The EPA has reduced its estimate of the social cost of carbon from $51 per ton to $1 per ton, in part because it’s changing its discount rate from 3 percent to 7 percent. Off the cuff, that seemed nutty to me so I went digging. I eventually landed on the OMB circulars that provide guidance for regulatory agencies and they do indeed suggest that 7 percent discount rate should generally be used. The logic, as far as I can ascertain, is that 7 percent is the rate of return available in U.S. equity markets.
This is somewhat fortunate for me because it gives me an excuse to post one of my favorite charts
This is the inflation adjusted value of the Nikkei 225, the standard index of Japan’s equity markets, from 1960 to 2017. There are so many lessons in this chart, but I want to take out just one. An analyst looking at this chart in 1990 would have seen values that were nearly 8 times those in 1960. Cocktail napkin math tells me that’s three doubles over 30 years, which implies a double every 10 years, which in turn implies a roughly 7 percent return rate – eerily similar to what OMB gets looking at the U.S.

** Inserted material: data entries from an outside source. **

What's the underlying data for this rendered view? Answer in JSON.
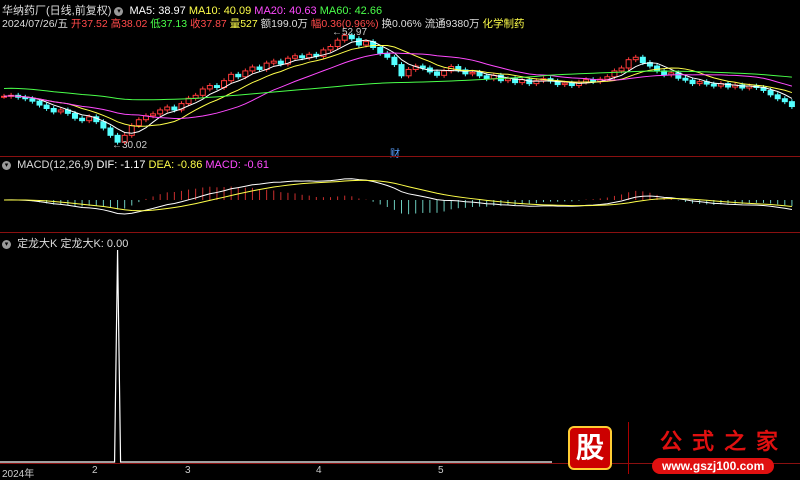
{
  "header": {
    "title": "华纳药厂(日线,前复权)",
    "ma5": "MA5: 38.97",
    "ma10": "MA10: 40.09",
    "ma20": "MA20: 40.63",
    "ma60": "MA60: 42.66"
  },
  "quote": {
    "date": "2024/07/26/五",
    "open": "开37.52",
    "high": "高38.02",
    "low": "低37.13",
    "close": "收37.87",
    "volume": "量527",
    "amount": "额199.0万",
    "change": "幅0.36(0.96%)",
    "turnover": "换0.06%",
    "float": "流通9380万",
    "industry": "化学制药"
  },
  "price_marks": {
    "high": "52.97",
    "low": "30.02",
    "finance": "财"
  },
  "macd": {
    "title": "MACD(12,26,9)",
    "dif": "DIF: -1.17",
    "dea": "DEA: -0.86",
    "macd": "MACD: -0.61"
  },
  "indicator": {
    "title": "定龙大K",
    "value": "定龙大K: 0.00"
  },
  "xaxis": [
    "2024年",
    "2",
    "3",
    "4",
    "5"
  ],
  "logo": {
    "char": "股",
    "name": "公式之家",
    "url": "www.gszj100.com"
  },
  "colors": {
    "up": "#ff3b3b",
    "down": "#54ffff",
    "ma5": "#ffffff",
    "ma10": "#ffff4a",
    "ma20": "#ff4aff",
    "ma60": "#4aff4a",
    "grid": "#8a1010"
  },
  "closes": [
    40,
    40.2,
    39.8,
    39.5,
    39,
    38.2,
    37.5,
    36.8,
    37.2,
    36.5,
    35.5,
    35,
    35.8,
    34.8,
    33.5,
    32,
    30.6,
    32,
    34,
    35.2,
    36,
    36.4,
    37.2,
    37.8,
    37.2,
    38.5,
    39.6,
    40.2,
    41.5,
    42.2,
    41.8,
    43.2,
    44.5,
    44,
    45.2,
    46,
    45.5,
    46.8,
    47.2,
    46.6,
    47.8,
    48.3,
    47.9,
    48.6,
    48.2,
    49.5,
    50.2,
    51.5,
    52.5,
    51.8,
    50.5,
    51.2,
    50,
    48.8,
    48,
    46.5,
    44.2,
    45.5,
    46.2,
    45.8,
    45,
    44.3,
    45.2,
    46.1,
    45.4,
    44.6,
    44.9,
    44.2,
    43.6,
    44.3,
    43.2,
    43.6,
    42.8,
    43.4,
    42.6,
    43.2,
    43.6,
    43.1,
    42.4,
    42.7,
    42.2,
    42.9,
    43.4,
    43,
    43.5,
    44,
    45.2,
    45.8,
    47.5,
    48,
    46.9,
    46.2,
    45.2,
    44.4,
    44.8,
    43.7,
    43.3,
    42.6,
    43,
    42.5,
    42.1,
    42.6,
    41.9,
    42.3,
    41.7,
    42.1,
    41.8,
    41.2,
    40.3,
    39.5,
    38.9,
    37.9
  ],
  "spike_index": 16
}
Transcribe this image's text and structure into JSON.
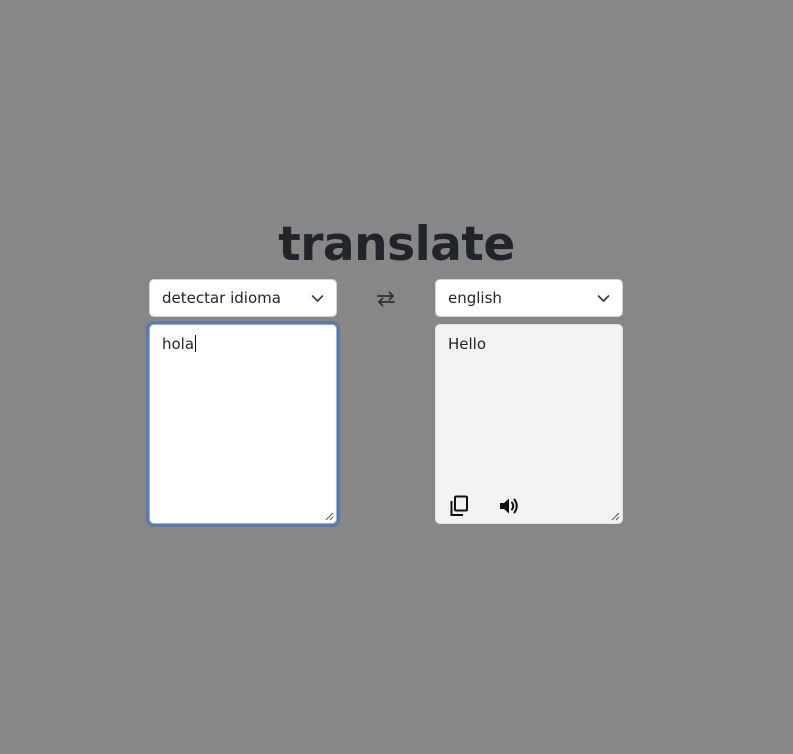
{
  "title": "translate",
  "source": {
    "language": "detectar idioma",
    "text": "hola"
  },
  "target": {
    "language": "english",
    "text": "Hello"
  },
  "icons": {
    "swap": "swap-arrows-icon",
    "chevron": "chevron-down-icon",
    "copy": "copy-icon",
    "speaker": "speaker-icon"
  }
}
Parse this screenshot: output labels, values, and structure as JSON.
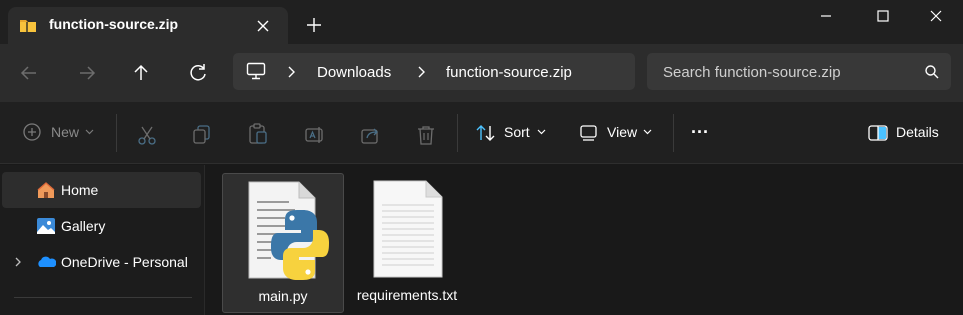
{
  "window": {
    "tab_title": "function-source.zip",
    "new_tab_label": "+"
  },
  "address_bar": {
    "breadcrumbs": [
      "Downloads",
      "function-source.zip"
    ],
    "search_placeholder": "Search function-source.zip"
  },
  "command_bar": {
    "new_label": "New",
    "sort_label": "Sort",
    "view_label": "View",
    "more_label": "...",
    "details_label": "Details"
  },
  "sidebar": {
    "items": [
      {
        "label": "Home",
        "icon": "home-icon",
        "selected": true
      },
      {
        "label": "Gallery",
        "icon": "gallery-icon",
        "selected": false
      },
      {
        "label": "OneDrive - Personal",
        "icon": "onedrive-icon",
        "selected": false,
        "expandable": true
      }
    ]
  },
  "files": [
    {
      "name": "main.py",
      "icon": "python-file-icon",
      "selected": true
    },
    {
      "name": "requirements.txt",
      "icon": "text-file-icon",
      "selected": false
    }
  ],
  "colors": {
    "background": "#191919",
    "titlebar": "#202020",
    "toolbar": "#2c2c2c",
    "accent_blue": "#4cc2ff",
    "folder_yellow": "#f8c33c"
  }
}
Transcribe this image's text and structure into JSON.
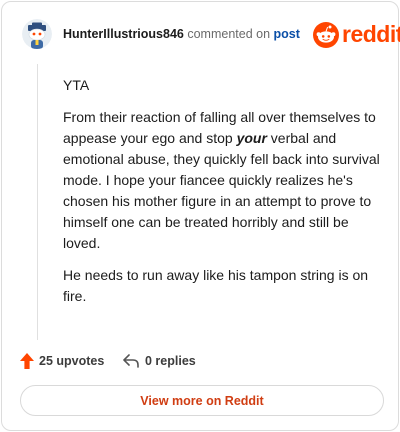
{
  "comment": {
    "author": "HunterIllustrious846",
    "action_text": "commented on",
    "post_link_text": "post",
    "body": {
      "opener": "YTA",
      "p1_before": "From their reaction of falling all over themselves to appease your ego and stop ",
      "p1_emphasis": "your",
      "p1_after": " verbal and emotional abuse, they quickly fell back into survival mode. I hope your fiancee quickly realizes he's chosen his mother figure in an attempt to prove to himself one can be treated horribly and still be loved.",
      "p2": "He needs to run away like his tampon string is on fire."
    }
  },
  "brand": {
    "wordmark": "reddit",
    "color": "#ff4500"
  },
  "stats": {
    "upvotes": "25 upvotes",
    "replies": "0 replies"
  },
  "actions": {
    "view_more": "View more on Reddit"
  },
  "icons": {
    "avatar": "snoo-avatar-icon",
    "logo": "reddit-snoo-icon",
    "upvote": "upvote-arrow-icon",
    "reply": "reply-arrow-icon"
  }
}
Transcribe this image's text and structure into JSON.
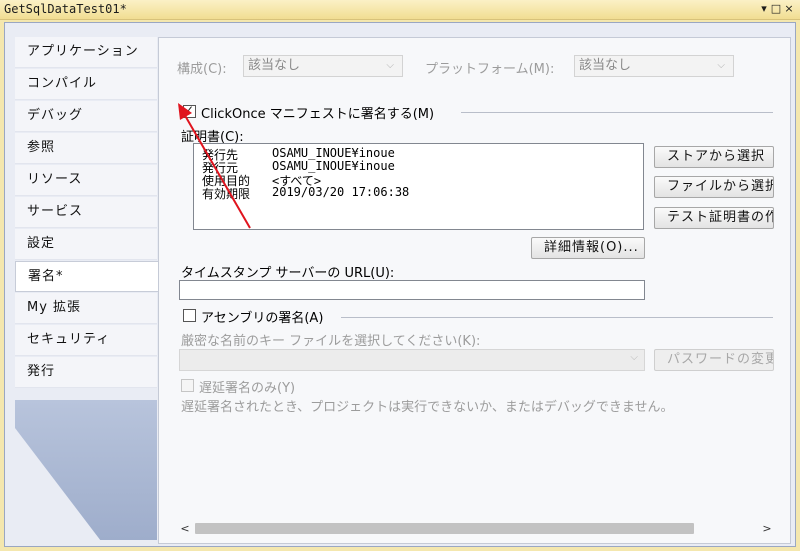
{
  "window": {
    "title": "GetSqlDataTest01*",
    "controls": [
      "▾",
      "□",
      "×"
    ]
  },
  "tabs": [
    {
      "label": "アプリケーション",
      "active": false
    },
    {
      "label": "コンパイル",
      "active": false
    },
    {
      "label": "デバッグ",
      "active": false
    },
    {
      "label": "参照",
      "active": false
    },
    {
      "label": "リソース",
      "active": false
    },
    {
      "label": "サービス",
      "active": false
    },
    {
      "label": "設定",
      "active": false
    },
    {
      "label": "署名*",
      "active": true
    },
    {
      "label": "My 拡張",
      "active": false
    },
    {
      "label": "セキュリティ",
      "active": false
    },
    {
      "label": "発行",
      "active": false
    }
  ],
  "config": {
    "config_label": "構成(C):",
    "config_value": "該当なし",
    "platform_label": "プラットフォーム(M):",
    "platform_value": "該当なし"
  },
  "clickonce": {
    "checkbox_label": "ClickOnce マニフェストに署名する(M)",
    "checked": true,
    "cert_label": "証明書(C):",
    "cert": [
      {
        "key": "発行先",
        "value": "OSAMU_INOUE¥inoue"
      },
      {
        "key": "発行元",
        "value": "OSAMU_INOUE¥inoue"
      },
      {
        "key": "使用目的",
        "value": "<すべて>"
      },
      {
        "key": "有効期限",
        "value": "2019/03/20 17:06:38"
      }
    ],
    "btn_store": "ストアから選択",
    "btn_file": "ファイルから選択",
    "btn_test": "テスト証明書の作",
    "btn_details": "詳細情報(O)...",
    "timestamp_label": "タイムスタンプ サーバーの URL(U):",
    "timestamp_value": ""
  },
  "assembly": {
    "checkbox_label": "アセンブリの署名(A)",
    "checked": false,
    "key_label": "厳密な名前のキー ファイルを選択してください(K):",
    "btn_password": "パスワードの変更",
    "delay_label": "遅延署名のみ(Y)",
    "delay_note": "遅延署名されたとき、プロジェクトは実行できないか、またはデバッグできません。"
  },
  "colors": {
    "arrow": "#e0141e",
    "frame": "#e9ecf4",
    "titlebar": "#f4e7ae"
  }
}
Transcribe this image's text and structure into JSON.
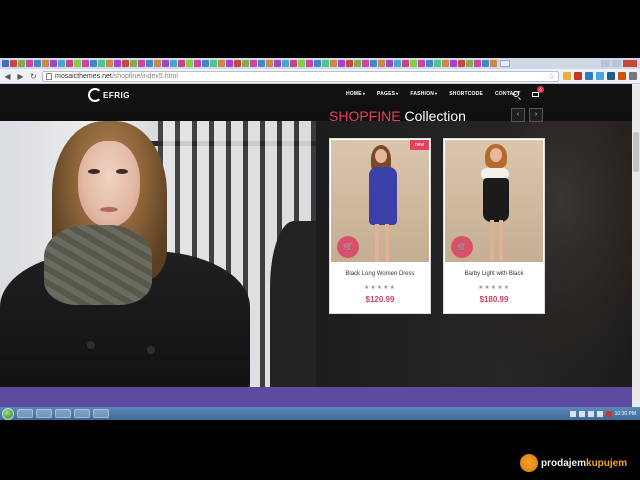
{
  "browser": {
    "url_host": "mosaicthemes.net",
    "url_path": "/shopfine/index5.html",
    "tab_colors": [
      "#3b6fc4",
      "#c44",
      "#8a4",
      "#c4a",
      "#48c",
      "#c84",
      "#a4c",
      "#4ac",
      "#c48",
      "#8c4",
      "#c4a",
      "#48c",
      "#4c8",
      "#c84",
      "#a4c",
      "#c44",
      "#8a4",
      "#c4a",
      "#48c",
      "#c84",
      "#a4c",
      "#4ac",
      "#c48",
      "#8c4",
      "#c4a",
      "#48c",
      "#4c8",
      "#c84",
      "#a4c",
      "#c44",
      "#8a4",
      "#c4a",
      "#48c",
      "#c84",
      "#a4c",
      "#4ac",
      "#c48",
      "#8c4",
      "#c4a",
      "#48c",
      "#4c8",
      "#c84",
      "#a4c",
      "#c44",
      "#8a4",
      "#c4a",
      "#48c",
      "#c84",
      "#a4c",
      "#4ac",
      "#c48",
      "#8c4",
      "#c4a",
      "#48c",
      "#4c8",
      "#c84",
      "#a4c",
      "#c44",
      "#8a4",
      "#c4a",
      "#48c",
      "#c84"
    ]
  },
  "site": {
    "logo_text": "EFRIG",
    "menu": [
      {
        "label": "HOME",
        "dropdown": true
      },
      {
        "label": "PAGES",
        "dropdown": true
      },
      {
        "label": "FASHION",
        "dropdown": true
      },
      {
        "label": "SHORTCODE",
        "dropdown": false
      },
      {
        "label": "CONTACT",
        "dropdown": false
      }
    ],
    "cart_count": "0",
    "collection_title_accent": "SHOPFINE",
    "collection_title_rest": " Collection",
    "slider_prev_icon": "chevron-left-icon",
    "slider_next_icon": "chevron-right-icon",
    "products": [
      {
        "name": "Black Long Women Dress",
        "price": "$120.99",
        "rating": "★★★★★",
        "badge": "new",
        "dress_color": "#3b3fa8"
      },
      {
        "name": "Barby Light with Black",
        "price": "$180.99",
        "rating": "★★★★★",
        "badge": "",
        "dress_color": "#1b1b1b"
      }
    ],
    "accent_color": "#e4415f",
    "band_color": "#5b4aa0"
  },
  "taskbar": {
    "clock": "10:30 PM"
  },
  "watermark": {
    "prefix": "prodajem",
    "highlight": "kupujem"
  }
}
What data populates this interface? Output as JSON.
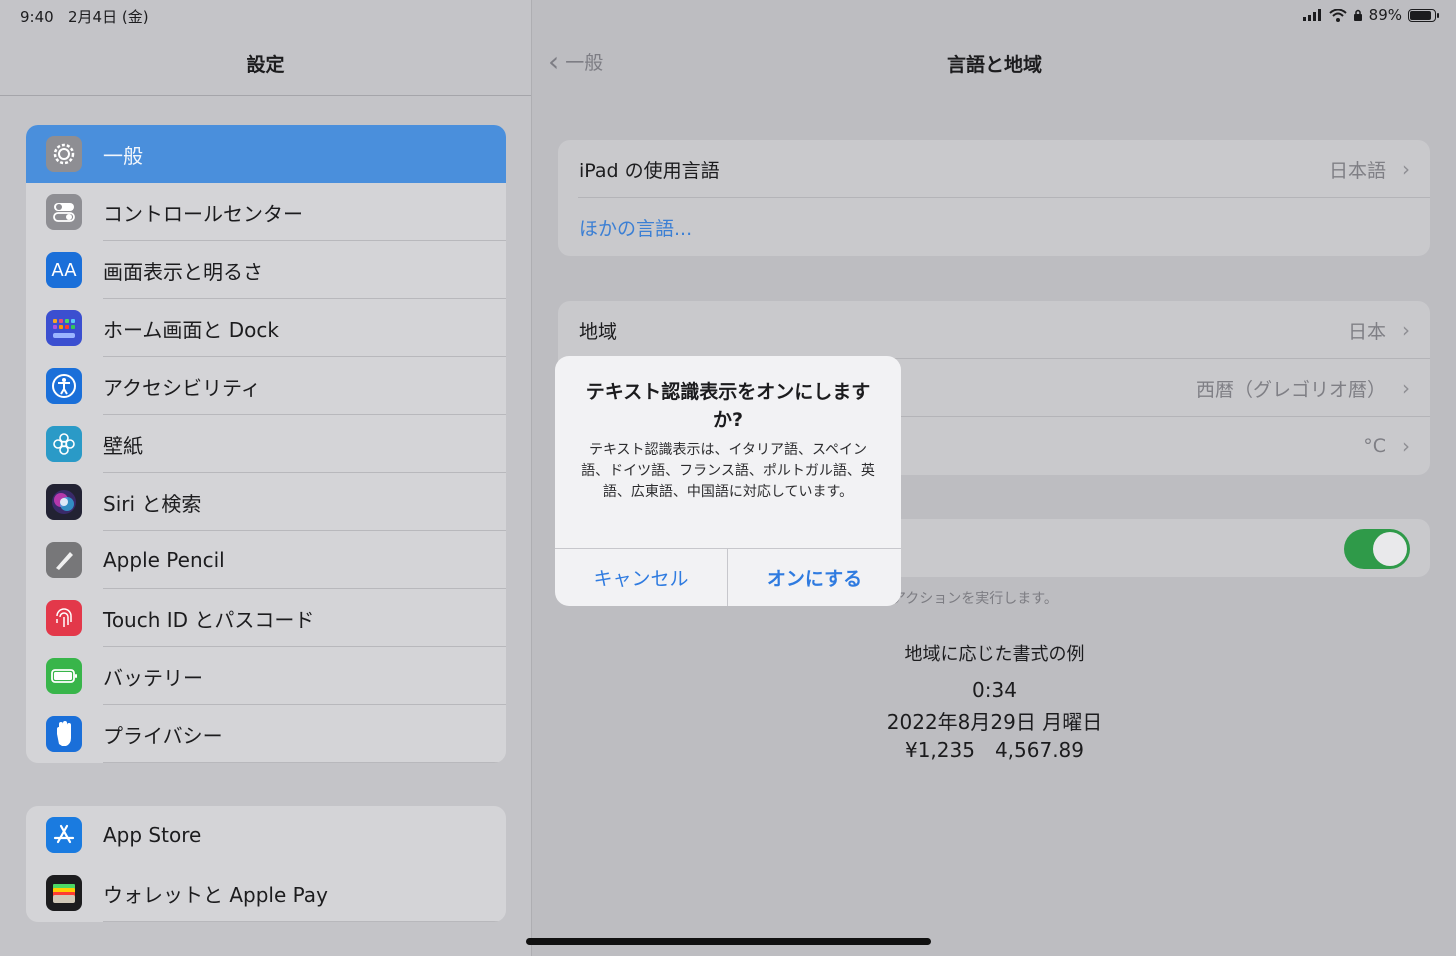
{
  "status": {
    "time": "9:40",
    "date": "2月4日 (金)",
    "battery": "89%",
    "battery_level": 0.89
  },
  "sidebar": {
    "title": "設定",
    "groups": [
      [
        {
          "label": "一般",
          "icon": "gear-icon",
          "color": "#8e8e93",
          "selected": true
        },
        {
          "label": "コントロールセンター",
          "icon": "toggles-icon",
          "color": "#8e8e93"
        },
        {
          "label": "画面表示と明るさ",
          "icon": "text-size-icon",
          "color": "#1a6fd9",
          "glyph": "AA"
        },
        {
          "label": "ホーム画面と Dock",
          "icon": "home-grid-icon",
          "color": "#3b4fd0"
        },
        {
          "label": "アクセシビリティ",
          "icon": "accessibility-icon",
          "color": "#1a6fd9"
        },
        {
          "label": "壁紙",
          "icon": "flower-icon",
          "color": "#2a9ac7"
        },
        {
          "label": "Siri と検索",
          "icon": "siri-icon",
          "color": "#222233"
        },
        {
          "label": "Apple Pencil",
          "icon": "pencil-icon",
          "color": "#777779"
        },
        {
          "label": "Touch ID とパスコード",
          "icon": "fingerprint-icon",
          "color": "#e3384a"
        },
        {
          "label": "バッテリー",
          "icon": "battery-icon",
          "color": "#38b54a"
        },
        {
          "label": "プライバシー",
          "icon": "hand-icon",
          "color": "#1a6fd9"
        }
      ],
      [
        {
          "label": "App Store",
          "icon": "app-store-icon",
          "color": "#1a7be0"
        },
        {
          "label": "ウォレットと Apple Pay",
          "icon": "wallet-icon",
          "color": "#1c1c1e"
        }
      ]
    ]
  },
  "nav": {
    "back_label": "一般",
    "title": "言語と地域"
  },
  "language_card": {
    "ipad_language_label": "iPad の使用言語",
    "ipad_language_value": "日本語",
    "other_languages_link": "ほかの言語..."
  },
  "region_card": {
    "region_label": "地域",
    "region_value": "日本",
    "calendar_value": "西暦（グレゴリオ暦）",
    "temperature_value": "°C"
  },
  "live_text": {
    "toggle_on": true,
    "footnote": "アクションを実行します。"
  },
  "example": {
    "heading": "地域に応じた書式の例",
    "time": "0:34",
    "date": "2022年8月29日 月曜日",
    "numbers": "¥1,235　4,567.89"
  },
  "alert": {
    "title": "テキスト認識表示をオンにしますか?",
    "message": "テキスト認識表示は、イタリア語、スペイン語、ドイツ語、フランス語、ポルトガル語、英語、広東語、中国語に対応しています。",
    "cancel_label": "キャンセル",
    "confirm_label": "オンにする"
  }
}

If what happens on that chart from 1990 to 2017 gives you pause, it should. The real return rate has been persistently negative. And that makes sense. It’s more or less implausible for asset values to grow consistently faster (or slower) than the underlying economy. Now, in the short run, deviations from this pattern can occur. For example, a rapidly aging population should expect to see asset values skyrocket as the population attempts to save for retirement at once. However, values are skyrocketing precisely because the opportunities for future growth are limited. For a given total market value in the future, higher prices today imply slower growth.
All of which is to say that it is highly unrealistic to expect a 7 percent private return of equity over the timescales for which climate change is relevant. Even 3 percent is probably pushing it.